Kanada kam zustande, weil Maurer in Karlsruhe schon zehn Doktoranden hatte und mich zu Peck, einem der Ko-Autoren des Algol 68 Reports, an die University of British Columbia nach Vancouver „abgeschoben“ hat. Es gab das Graduiertenprogramm damals, 800 DM im Monat. Im Kleingedruckten stand, man dürfe sich auch im Ausland an einer Uni aufhalten, solange man in Deutschland eingeschrieben ist. Das war einfach, einmal im Semester hat mein Vater 30 DM nach Karlsruhe überwiesen. 

In Kanada hatte ich, ganz wie Hans-Peter Kriegel (damals auch Karlsruhe, jetzt LMU München), meine Frau gefunden. Das war dann natürlich in den Jahren danach ein weiterer Anreiz, den internationalen Kontakt zu suchen. Insofern: Auslandsaufenthalt unbedingt, im Studium, nach dem Studium, nach der Promotion, mit oder ohne Eheanbahnung, wie es passt. 

KK: Die Karlsruher Jahre – im Studium und nachher weiter in der Promotions- und Habilitationsphase – waren sicher, nun wieder national gesprochen, ebenfalls mit prägend in deinem Werdegang. Etwa durch Hermann Maurer, der in Karlsruhe viel anschob, bevor er 1978 an die Universität Graz wechselte. Wie kann man das Leben und Arbeiten in solch bewegten und kreativen Phasen der Informatik- und Wirtschaftsinformatikentwicklung in Karlsruhe damals umreißen, was blieb persönlich hängen? 

LW: Maurer war (und ist immer noch?) ein Antreiber und   im positiven Sinn   ein Getriebener und Visionär.

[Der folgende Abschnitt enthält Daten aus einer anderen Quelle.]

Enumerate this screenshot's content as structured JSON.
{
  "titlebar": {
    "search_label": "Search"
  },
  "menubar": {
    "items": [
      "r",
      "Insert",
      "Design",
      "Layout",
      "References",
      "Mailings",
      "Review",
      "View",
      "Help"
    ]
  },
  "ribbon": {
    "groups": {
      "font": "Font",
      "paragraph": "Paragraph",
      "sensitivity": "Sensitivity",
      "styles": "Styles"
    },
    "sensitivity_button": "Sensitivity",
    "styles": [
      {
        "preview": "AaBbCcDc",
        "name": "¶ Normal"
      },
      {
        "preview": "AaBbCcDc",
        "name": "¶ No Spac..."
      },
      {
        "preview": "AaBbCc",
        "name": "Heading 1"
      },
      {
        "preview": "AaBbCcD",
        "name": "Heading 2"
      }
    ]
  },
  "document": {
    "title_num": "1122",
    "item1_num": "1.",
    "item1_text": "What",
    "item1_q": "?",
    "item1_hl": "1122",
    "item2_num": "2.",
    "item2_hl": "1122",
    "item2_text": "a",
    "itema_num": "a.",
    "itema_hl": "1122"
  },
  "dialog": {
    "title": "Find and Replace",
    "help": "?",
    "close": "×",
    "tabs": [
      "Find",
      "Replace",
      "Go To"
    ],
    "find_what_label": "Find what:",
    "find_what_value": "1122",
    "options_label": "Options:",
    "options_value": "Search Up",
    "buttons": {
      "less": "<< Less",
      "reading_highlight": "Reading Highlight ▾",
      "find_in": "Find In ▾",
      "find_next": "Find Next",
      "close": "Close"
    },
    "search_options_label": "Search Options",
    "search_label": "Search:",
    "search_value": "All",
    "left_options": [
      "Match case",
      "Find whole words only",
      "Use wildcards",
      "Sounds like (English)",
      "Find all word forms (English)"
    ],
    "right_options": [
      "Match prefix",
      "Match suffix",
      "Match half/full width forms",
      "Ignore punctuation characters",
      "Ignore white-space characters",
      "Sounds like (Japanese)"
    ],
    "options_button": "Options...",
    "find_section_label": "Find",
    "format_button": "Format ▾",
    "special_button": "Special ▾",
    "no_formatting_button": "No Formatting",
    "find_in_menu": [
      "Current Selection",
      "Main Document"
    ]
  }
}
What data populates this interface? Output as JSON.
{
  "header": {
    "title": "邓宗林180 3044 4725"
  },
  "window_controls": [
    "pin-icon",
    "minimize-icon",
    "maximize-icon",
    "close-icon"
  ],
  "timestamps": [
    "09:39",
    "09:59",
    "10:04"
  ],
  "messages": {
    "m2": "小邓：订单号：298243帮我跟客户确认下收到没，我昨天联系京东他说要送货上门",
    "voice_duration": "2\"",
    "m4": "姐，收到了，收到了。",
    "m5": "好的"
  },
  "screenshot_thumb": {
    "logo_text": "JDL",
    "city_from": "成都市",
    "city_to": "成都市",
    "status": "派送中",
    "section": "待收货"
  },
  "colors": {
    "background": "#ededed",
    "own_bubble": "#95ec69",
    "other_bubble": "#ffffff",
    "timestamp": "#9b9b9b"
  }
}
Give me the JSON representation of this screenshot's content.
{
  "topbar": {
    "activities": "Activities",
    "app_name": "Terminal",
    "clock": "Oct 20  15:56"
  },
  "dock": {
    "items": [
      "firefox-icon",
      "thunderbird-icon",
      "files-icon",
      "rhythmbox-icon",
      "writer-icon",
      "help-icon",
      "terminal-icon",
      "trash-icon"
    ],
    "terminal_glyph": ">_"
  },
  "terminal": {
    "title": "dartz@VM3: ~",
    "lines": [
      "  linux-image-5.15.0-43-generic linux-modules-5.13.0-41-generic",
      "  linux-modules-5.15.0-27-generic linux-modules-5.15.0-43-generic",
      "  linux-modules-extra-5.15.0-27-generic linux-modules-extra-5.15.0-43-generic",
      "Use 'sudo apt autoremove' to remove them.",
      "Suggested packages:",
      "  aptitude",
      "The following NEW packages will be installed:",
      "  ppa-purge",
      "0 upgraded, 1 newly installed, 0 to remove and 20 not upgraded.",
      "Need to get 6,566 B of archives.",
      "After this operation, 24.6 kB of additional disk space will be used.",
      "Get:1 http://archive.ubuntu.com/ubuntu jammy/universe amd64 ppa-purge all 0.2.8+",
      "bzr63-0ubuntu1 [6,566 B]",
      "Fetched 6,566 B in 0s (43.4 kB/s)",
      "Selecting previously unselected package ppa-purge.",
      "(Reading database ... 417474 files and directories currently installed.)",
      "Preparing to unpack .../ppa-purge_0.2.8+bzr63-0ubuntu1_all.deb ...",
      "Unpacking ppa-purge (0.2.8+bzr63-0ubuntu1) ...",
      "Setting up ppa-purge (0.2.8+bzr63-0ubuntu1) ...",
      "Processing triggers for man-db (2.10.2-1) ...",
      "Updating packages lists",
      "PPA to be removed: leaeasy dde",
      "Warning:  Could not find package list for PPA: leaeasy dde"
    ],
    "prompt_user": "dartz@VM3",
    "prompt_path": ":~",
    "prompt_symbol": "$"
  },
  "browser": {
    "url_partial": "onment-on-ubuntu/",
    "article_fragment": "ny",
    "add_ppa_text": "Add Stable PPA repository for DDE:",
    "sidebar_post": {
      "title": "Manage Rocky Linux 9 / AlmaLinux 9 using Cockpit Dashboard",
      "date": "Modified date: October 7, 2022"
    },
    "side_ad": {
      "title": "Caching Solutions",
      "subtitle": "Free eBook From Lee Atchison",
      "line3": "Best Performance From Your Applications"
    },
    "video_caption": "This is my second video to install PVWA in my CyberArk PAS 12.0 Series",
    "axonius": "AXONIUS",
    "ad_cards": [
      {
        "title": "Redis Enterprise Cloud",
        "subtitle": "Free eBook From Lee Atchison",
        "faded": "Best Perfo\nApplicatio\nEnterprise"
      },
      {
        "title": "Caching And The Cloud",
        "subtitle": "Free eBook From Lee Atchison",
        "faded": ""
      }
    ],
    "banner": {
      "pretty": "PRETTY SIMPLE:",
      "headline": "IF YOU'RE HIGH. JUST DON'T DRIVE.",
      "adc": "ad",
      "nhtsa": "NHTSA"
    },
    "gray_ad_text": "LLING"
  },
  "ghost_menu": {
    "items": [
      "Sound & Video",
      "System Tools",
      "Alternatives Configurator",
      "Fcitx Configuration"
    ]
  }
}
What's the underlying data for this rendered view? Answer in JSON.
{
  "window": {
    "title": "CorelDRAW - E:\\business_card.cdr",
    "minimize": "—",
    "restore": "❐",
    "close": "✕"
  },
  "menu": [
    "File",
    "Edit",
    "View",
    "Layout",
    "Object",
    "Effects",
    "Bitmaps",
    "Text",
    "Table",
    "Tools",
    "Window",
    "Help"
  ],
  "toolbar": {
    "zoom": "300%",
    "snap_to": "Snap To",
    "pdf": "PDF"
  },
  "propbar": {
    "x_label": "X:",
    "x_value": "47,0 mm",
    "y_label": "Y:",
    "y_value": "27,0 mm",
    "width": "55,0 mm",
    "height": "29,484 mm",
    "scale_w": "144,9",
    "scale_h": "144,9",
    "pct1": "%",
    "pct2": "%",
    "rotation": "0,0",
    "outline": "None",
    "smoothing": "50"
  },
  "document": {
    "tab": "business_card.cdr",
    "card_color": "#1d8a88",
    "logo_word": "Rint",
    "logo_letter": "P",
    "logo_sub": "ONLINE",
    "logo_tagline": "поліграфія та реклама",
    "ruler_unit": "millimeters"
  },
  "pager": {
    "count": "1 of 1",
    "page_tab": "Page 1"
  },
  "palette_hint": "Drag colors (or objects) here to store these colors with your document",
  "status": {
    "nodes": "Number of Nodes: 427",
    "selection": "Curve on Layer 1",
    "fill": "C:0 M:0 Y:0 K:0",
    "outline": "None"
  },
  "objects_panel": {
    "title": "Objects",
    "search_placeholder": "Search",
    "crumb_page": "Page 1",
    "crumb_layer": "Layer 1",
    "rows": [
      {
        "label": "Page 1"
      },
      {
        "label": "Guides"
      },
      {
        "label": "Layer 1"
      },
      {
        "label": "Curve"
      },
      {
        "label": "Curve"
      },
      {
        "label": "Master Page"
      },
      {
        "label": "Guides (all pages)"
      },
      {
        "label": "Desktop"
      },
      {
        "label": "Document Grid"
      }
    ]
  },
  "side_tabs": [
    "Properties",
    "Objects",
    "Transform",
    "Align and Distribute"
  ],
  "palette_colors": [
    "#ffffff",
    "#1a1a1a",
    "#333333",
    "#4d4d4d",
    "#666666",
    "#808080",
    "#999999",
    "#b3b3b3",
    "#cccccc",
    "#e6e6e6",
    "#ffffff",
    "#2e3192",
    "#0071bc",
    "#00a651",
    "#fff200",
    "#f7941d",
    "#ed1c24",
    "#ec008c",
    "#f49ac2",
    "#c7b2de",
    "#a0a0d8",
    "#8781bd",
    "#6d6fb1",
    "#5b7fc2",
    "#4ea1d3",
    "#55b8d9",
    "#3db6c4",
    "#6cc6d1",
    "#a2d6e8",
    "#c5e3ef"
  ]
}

Er hat z.B. Donald Knuth nach Karlsruhe und zu sich nach Hause eingeladen, so habe ich ihn persönlich kennengelernt, Salomaa war häufiger Gast. Maurer war einer der ersten, der mit Videolektionen angefangen hat und COSTOC war ein ambitioniertes E-Learning-Programm, das er ins Leben rief, damals noch auf der Basis von Bildschirmtext. Er hat nach dem Weggang aus Karlsruhe 1977/78 dann die Informatik an der TU Graz aus dem Nichts zu einer der führenden Informatiken in Österreich aufgebaut.  

Er war immer ein großzügiger Gastgeber. Von ihm habe ich das Geben-und-Nehmen (do ut des) gelernt, á la ich korrigiere deine Klausur und du schreibst mir ein Gutachten für ein Stipendium. Hermann und ich sind gute Freunde geworden. Thomas Ottmann war mein „Habilvater“, auch Zweitgutachter meiner Promotionsschrift. Er ist mit mir jeden Beweis und jede Formel penibel durchgegangen. Vor dieser kompromisslosen Genauigkeit habe ich bis heute die größte Hochachtung und versuche, das auch in meinen Begutachtungen nachzuleben. Jan van Leeuwen aus Utrecht, derzeit Sprecher von Informatics Europe, war externer Gutachter im Habilitationsverfahren, auch er beeindruckend in seiner fachlichen Souveränität und gleichzeitigen Herzlichkeit. Du siehst, die Vaterfiguren prägen sich ein. 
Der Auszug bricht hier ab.